According to the Microsoft TAR and the FireEye blog post, a “highly sophisticated” adversary managed to breach the supply chain of SolarWinds, a company that develops IT infrastructure management software, resulting in the placement of malicious code inside of the company’s Orion Platform software builds.

There is no mention of SolarWinds in the Antrim County Michigan forensic audit report, so we don’t know which version of SolarWinds was used by Dominion in Antrim County:

First Look: Antrim County Michigan Forensics Audit Results of Dominion Voting Machines Released

Two IT professionals have reached out to us to share the following about SolarWinds and their Dominion connection:

One reader shared with us some thoughts about SolarWinds technology:

I work in IT and I am now left wondering if Solar Winds was used as a backdoor “jump host” to get into Dominion machines. If the machines each had a unique hostname and they were being connected to a central network it is a rational way to explain it. A “jumphost” is a server (which is very bad security practice, by the way) that contains all the hosts on a network with their hostnames and ip addresses so you can just “jump” to them or remote to them. If they did indeed put a backdoor in Solar Winds and connected these to a network, this is how they would do it: Solar Winds might be hacked to be a jumphost. I cannot say this is true for sure, but it is worth digging into. A “jumphost” is bad because it puts all your hosts and devices into one basket and if a hacker gets in there, you can only imagine what a nightmare they can create.

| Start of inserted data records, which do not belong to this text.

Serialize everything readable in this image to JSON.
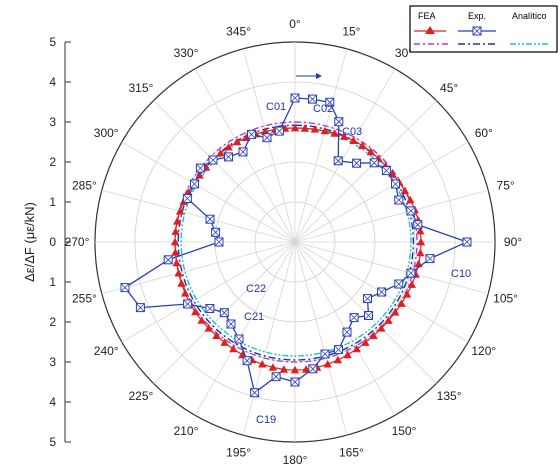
{
  "chart_data": {
    "type": "polar",
    "ylabel": "Δε/ΔF (με/kN)",
    "r_axis": {
      "ticks": [
        "5",
        "4",
        "3",
        "2",
        "1",
        "0",
        "1",
        "2",
        "3",
        "4",
        "5"
      ]
    },
    "angle_labels": [
      "0°",
      "15°",
      "30°",
      "45°",
      "60°",
      "75°",
      "90°",
      "105°",
      "120°",
      "135°",
      "150°",
      "165°",
      "180°",
      "195°",
      "210°",
      "225°",
      "240°",
      "255°",
      "270°",
      "285°",
      "300°",
      "315°",
      "330°",
      "345°"
    ],
    "legend": {
      "labels": [
        "FEA",
        "Exp.",
        "Analítico"
      ]
    },
    "annotations": [
      "C01",
      "C02",
      "C03",
      "C10",
      "C19",
      "C21",
      "C22"
    ],
    "series": [
      {
        "name": "FEA",
        "color": "#e02020",
        "marker": "triangle",
        "r_curve": [
          [
            0,
            2.85
          ],
          [
            45,
            2.95
          ],
          [
            90,
            3.15
          ],
          [
            135,
            3.05
          ],
          [
            180,
            3.2
          ],
          [
            225,
            3.05
          ],
          [
            270,
            3.0
          ],
          [
            315,
            2.9
          ],
          [
            360,
            2.85
          ]
        ]
      },
      {
        "name": "Exp.",
        "color": "#2a3fb8",
        "marker": "crossed-square",
        "points": [
          [
            0,
            3.6
          ],
          [
            7,
            3.6
          ],
          [
            14,
            3.6
          ],
          [
            20,
            3.2
          ],
          [
            28,
            2.3
          ],
          [
            38,
            2.5
          ],
          [
            45,
            2.8
          ],
          [
            52,
            2.9
          ],
          [
            60,
            2.9
          ],
          [
            68,
            2.8
          ],
          [
            75,
            3.0
          ],
          [
            82,
            3.1
          ],
          [
            90,
            4.3
          ],
          [
            97,
            3.4
          ],
          [
            105,
            3.0
          ],
          [
            112,
            2.8
          ],
          [
            120,
            2.5
          ],
          [
            128,
            2.3
          ],
          [
            135,
            2.6
          ],
          [
            142,
            2.4
          ],
          [
            150,
            2.6
          ],
          [
            158,
            2.9
          ],
          [
            165,
            2.9
          ],
          [
            172,
            3.2
          ],
          [
            180,
            3.5
          ],
          [
            188,
            3.4
          ],
          [
            195,
            3.9
          ],
          [
            202,
            3.2
          ],
          [
            210,
            2.8
          ],
          [
            218,
            2.6
          ],
          [
            225,
            2.5
          ],
          [
            232,
            2.7
          ],
          [
            240,
            3.1
          ],
          [
            247,
            4.2
          ],
          [
            255,
            4.4
          ],
          [
            262,
            3.2
          ],
          [
            270,
            1.9
          ],
          [
            277,
            2.0
          ],
          [
            285,
            2.2
          ],
          [
            292,
            2.9
          ],
          [
            300,
            2.9
          ],
          [
            308,
            3.0
          ],
          [
            315,
            2.9
          ],
          [
            322,
            2.7
          ],
          [
            330,
            2.6
          ],
          [
            338,
            2.9
          ],
          [
            345,
            2.7
          ],
          [
            352,
            2.8
          ]
        ]
      },
      {
        "name": "Analítico",
        "colors": [
          "#b040d0",
          "#2030a0",
          "#20c0d0"
        ],
        "r_curves": [
          [
            [
              0,
              3.0
            ],
            [
              90,
              3.05
            ],
            [
              180,
              3.0
            ],
            [
              270,
              3.0
            ],
            [
              360,
              3.0
            ]
          ],
          [
            [
              0,
              2.92
            ],
            [
              90,
              2.96
            ],
            [
              180,
              2.95
            ],
            [
              270,
              2.92
            ],
            [
              360,
              2.92
            ]
          ],
          [
            [
              0,
              2.85
            ],
            [
              90,
              2.9
            ],
            [
              180,
              2.85
            ],
            [
              270,
              2.85
            ],
            [
              360,
              2.85
            ]
          ]
        ]
      }
    ]
  }
}
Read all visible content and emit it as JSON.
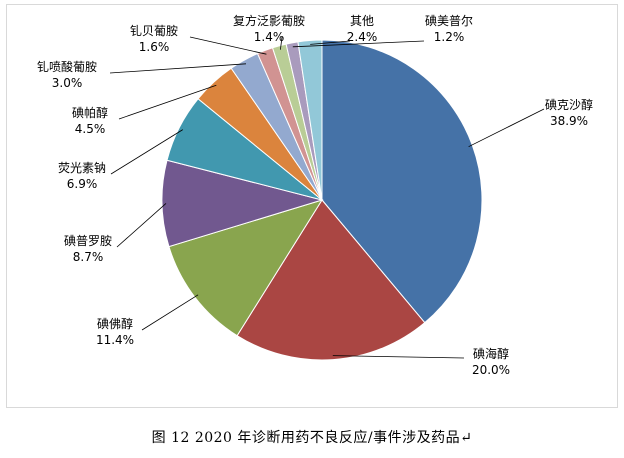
{
  "caption": "图 12   2020 年诊断用药不良反应/事件涉及药品↵",
  "chart_data": {
    "type": "pie",
    "title": "",
    "legend": "none",
    "slices": [
      {
        "name": "碘克沙醇",
        "value": 38.9,
        "label": "38.9%",
        "color": "#4572a7"
      },
      {
        "name": "碘海醇",
        "value": 20.0,
        "label": "20.0%",
        "color": "#aa4643"
      },
      {
        "name": "碘佛醇",
        "value": 11.4,
        "label": "11.4%",
        "color": "#89a54e"
      },
      {
        "name": "碘普罗胺",
        "value": 8.7,
        "label": "8.7%",
        "color": "#71588f"
      },
      {
        "name": "荧光素钠",
        "value": 6.9,
        "label": "6.9%",
        "color": "#4198af"
      },
      {
        "name": "碘帕醇",
        "value": 4.5,
        "label": "4.5%",
        "color": "#db843d"
      },
      {
        "name": "钆喷酸葡胺",
        "value": 3.0,
        "label": "3.0%",
        "color": "#93a9cf"
      },
      {
        "name": "钆贝葡胺",
        "value": 1.6,
        "label": "1.6%",
        "color": "#d19392"
      },
      {
        "name": "复方泛影葡胺",
        "value": 1.4,
        "label": "1.4%",
        "color": "#b9cd96"
      },
      {
        "name": "碘美普尔",
        "value": 1.2,
        "label": "1.2%",
        "color": "#a99bbd"
      },
      {
        "name": "其他",
        "value": 2.4,
        "label": "2.4%",
        "color": "#92c8d8"
      }
    ]
  }
}
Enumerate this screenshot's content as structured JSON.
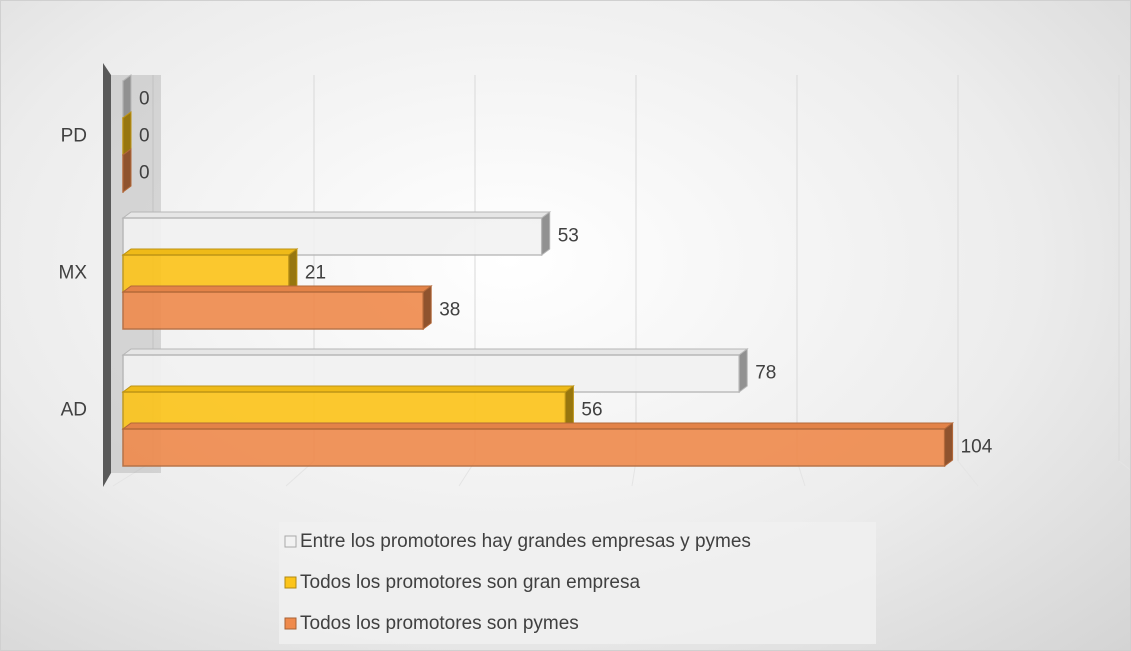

Another IT professional shared this:

I am also an IT professional that uses SolarWinds. We use SolarWinds to manage network equipment, servers, etc. SolarWinds is a very powerful tool. SolarWinds has a scripting tool capable of automated task scheduling for configuration management. So say you had 1000 or more voting machines spread across the country. You could build scripts to download data from or upload data to rapidly in seconds. SolarWinds services and accounts are granted elevated permissions on equipment to perform these tasks. Hackers could take over a company’s SolarWinds management server to use as a “zombie” and orchestrate attacks on voting machines from all over making it difficult to track.

If the versions of SolarWinds were not timely updated, this problem with SolarWinds would be in place through the election and would therefore allow for election fraud using the Dominion voting machines.

So the question that should be asked is whether SolarWinds and Dominion knew of the breach and were working with the foreign adversary to ensure the backdoor remained open in the 2020 election so they could steal the election for Joe Biden?